Menurut Rini, perusahaan BUMN menekankan untuk bersinergi. Tujuannya agar masing-masing perusahaan tidak perlu mengambil lahan yang dimiliki oleh BUMN lainnya.

Rini mencontohkan, kasus yang terjadi pada BUMN Karya. Belakangan banyak sekali BUMN Karya yang membentuk perusahaan properti.

Baca Juga: 154 Bos BUMN Kumpul Bareng di Senayan, Ada Apa?

Padahal, kata Rini, urusan properti sudah ada dua BUMN yang menjalankan bisnis tersebut. Kedua perusahaan BUMN, PT PP (Persero) dan Perum Perumnas.
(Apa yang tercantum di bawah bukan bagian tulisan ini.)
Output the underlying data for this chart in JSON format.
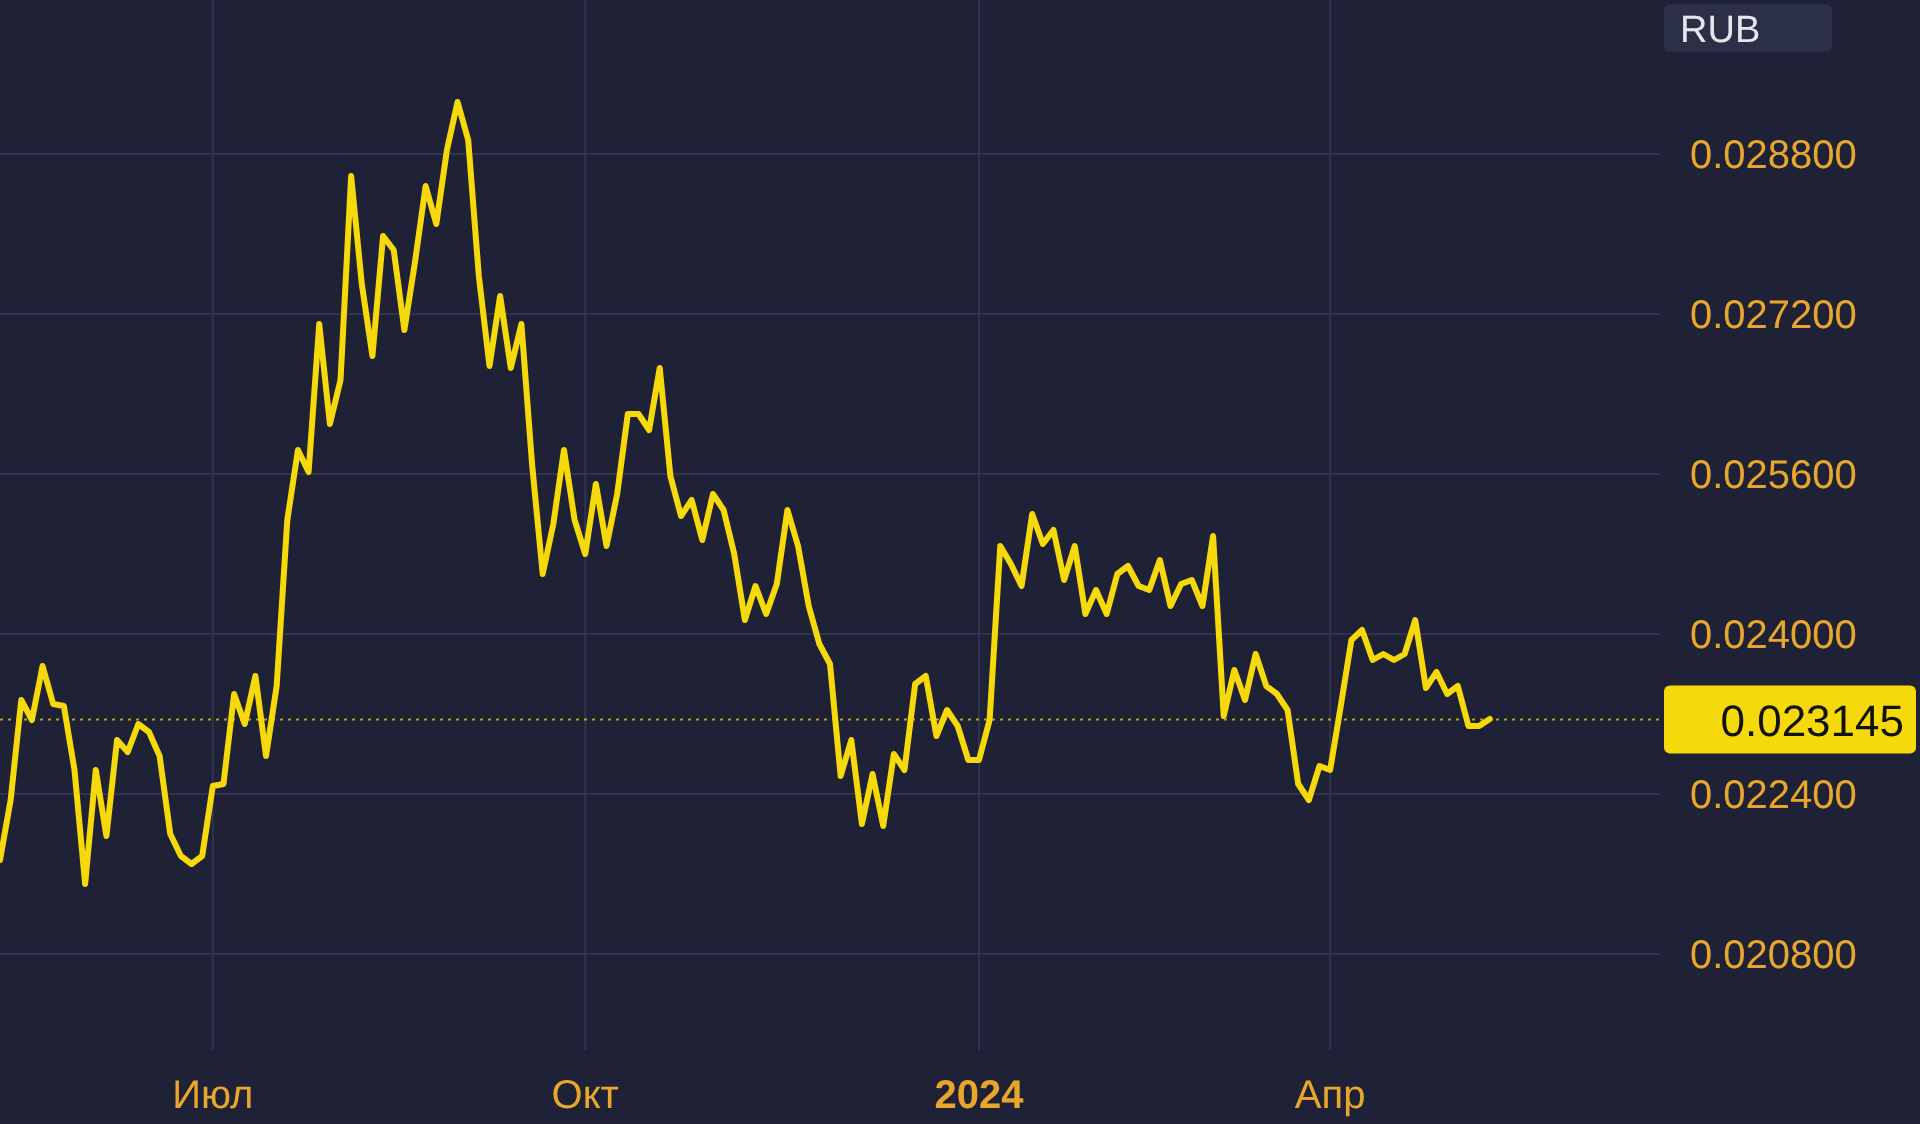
{
  "chart_data": {
    "type": "line",
    "ylabel": "RUB",
    "categories": [
      null,
      null,
      null,
      null,
      null,
      null,
      null,
      null,
      null,
      null,
      null,
      null,
      null,
      null,
      null,
      null,
      null,
      null,
      null,
      null,
      "Июл",
      null,
      null,
      null,
      null,
      null,
      null,
      null,
      null,
      null,
      null,
      null,
      null,
      null,
      null,
      null,
      null,
      null,
      null,
      null,
      null,
      null,
      null,
      null,
      null,
      null,
      null,
      null,
      null,
      null,
      null,
      null,
      null,
      null,
      null,
      "Окт",
      null,
      null,
      null,
      null,
      null,
      null,
      null,
      null,
      null,
      null,
      null,
      null,
      null,
      null,
      null,
      null,
      null,
      null,
      null,
      null,
      null,
      null,
      null,
      null,
      null,
      null,
      null,
      null,
      null,
      null,
      null,
      null,
      null,
      null,
      null,
      null,
      "2024",
      null,
      null,
      null,
      null,
      null,
      null,
      null,
      null,
      null,
      null,
      null,
      null,
      null,
      null,
      null,
      null,
      null,
      null,
      null,
      null,
      null,
      null,
      null,
      null,
      null,
      null,
      null,
      null,
      null,
      null,
      null,
      null,
      "Апр",
      null,
      null,
      null,
      null,
      null,
      null,
      null,
      null,
      null,
      null,
      null,
      null,
      null,
      null,
      null
    ],
    "series": [
      {
        "color": "#f5d90a",
        "values": [
          0.02174,
          0.02234,
          0.02334,
          0.02314,
          0.02368,
          0.0233,
          0.02328,
          0.02264,
          0.0215,
          0.02264,
          0.02198,
          0.02294,
          0.02282,
          0.0231,
          0.02302,
          0.02278,
          0.022,
          0.02178,
          0.0217,
          0.02178,
          0.02248,
          0.0225,
          0.0234,
          0.0231,
          0.02358,
          0.02278,
          0.02348,
          0.02514,
          0.02584,
          0.02562,
          0.0271,
          0.0261,
          0.02654,
          0.02858,
          0.0275,
          0.02678,
          0.02798,
          0.02784,
          0.02704,
          0.02772,
          0.02848,
          0.0281,
          0.02884,
          0.02932,
          0.02894,
          0.02758,
          0.02668,
          0.02738,
          0.02666,
          0.0271,
          0.0257,
          0.0246,
          0.0251,
          0.02584,
          0.02514,
          0.0248,
          0.0255,
          0.02488,
          0.0254,
          0.0262,
          0.0262,
          0.02604,
          0.02666,
          0.02558,
          0.02518,
          0.02534,
          0.02494,
          0.0254,
          0.02524,
          0.0248,
          0.02414,
          0.02448,
          0.0242,
          0.0245,
          0.02524,
          0.02488,
          0.02428,
          0.0239,
          0.0237,
          0.02258,
          0.02294,
          0.0221,
          0.0226,
          0.02208,
          0.0228,
          0.02264,
          0.0235,
          0.02358,
          0.02298,
          0.02324,
          0.02308,
          0.02274,
          0.02274,
          0.02314,
          0.02488,
          0.0247,
          0.02448,
          0.0252,
          0.0249,
          0.02504,
          0.02454,
          0.02488,
          0.0242,
          0.02444,
          0.0242,
          0.0246,
          0.02468,
          0.02448,
          0.02444,
          0.02474,
          0.02428,
          0.0245,
          0.02454,
          0.02428,
          0.02498,
          0.02318,
          0.02364,
          0.02334,
          0.0238,
          0.02348,
          0.0234,
          0.02324,
          0.0225,
          0.02234,
          0.02268,
          0.02264,
          0.02328,
          0.02394,
          0.02404,
          0.02374,
          0.0238,
          0.02374,
          0.0238,
          0.02414,
          0.02346,
          0.02362,
          0.0234,
          0.02348,
          0.02308,
          0.02308,
          0.02315
        ]
      }
    ],
    "ylim": [
      0.01984,
      0.03034
    ],
    "yticks": [
      {
        "value": 0.0208,
        "label": "0.020800"
      },
      {
        "value": 0.0224,
        "label": "0.022400"
      },
      {
        "value": 0.024,
        "label": "0.024000"
      },
      {
        "value": 0.0256,
        "label": "0.025600"
      },
      {
        "value": 0.0272,
        "label": "0.027200"
      },
      {
        "value": 0.0288,
        "label": "0.028800"
      }
    ],
    "grid": true,
    "ref_lines": [
      {
        "axis": "y",
        "value": 0.023145,
        "label": "0.023145",
        "color": "#f5d90a",
        "line_style": "dotted"
      }
    ]
  }
}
"Kompetisi lebih berat. Sinergi harus lebih dtingkatkan. Contoh, BUMN Karya, setiap perusahaan bikin (anak usaha) property, ngapain kan? Kalau sudah ada," ujarnya, saat ditemui dalam acara Rapat Koordinasi BUMN di JCC Senayan, Jakarta, Kamis (28/2/2019).

Baca Juga: Menteri Rini ke Seluruh Bos BUMN: Capaian Banyak tapi Jangan Berbesar Hati

Menurut Rini, dengan bersinergi membuat kinerja perusahaan juga jauh lebih baik. Apalagi di tengah iklim persaingan yang begitu kompetitif saat ini, bukan hanya dari swasta lokal melainkan juga asing.

"Tapi ini agar kita bisa lompat lebih jauh lagi. Kompetisi lebih berat," ucapnya.

Selain sinergi, dirinya juga mengingatkan agar holding BUMN bisa berjalan. Seperti diketahui ada beberapa holding BUMN yang akan segera rampung seperti infrastruktur, perumahan hingga perbankan.

"Holding juga harus jalan. Supaya efsiensi keuangan dan operasional bisa berjalan baik," jelasnya.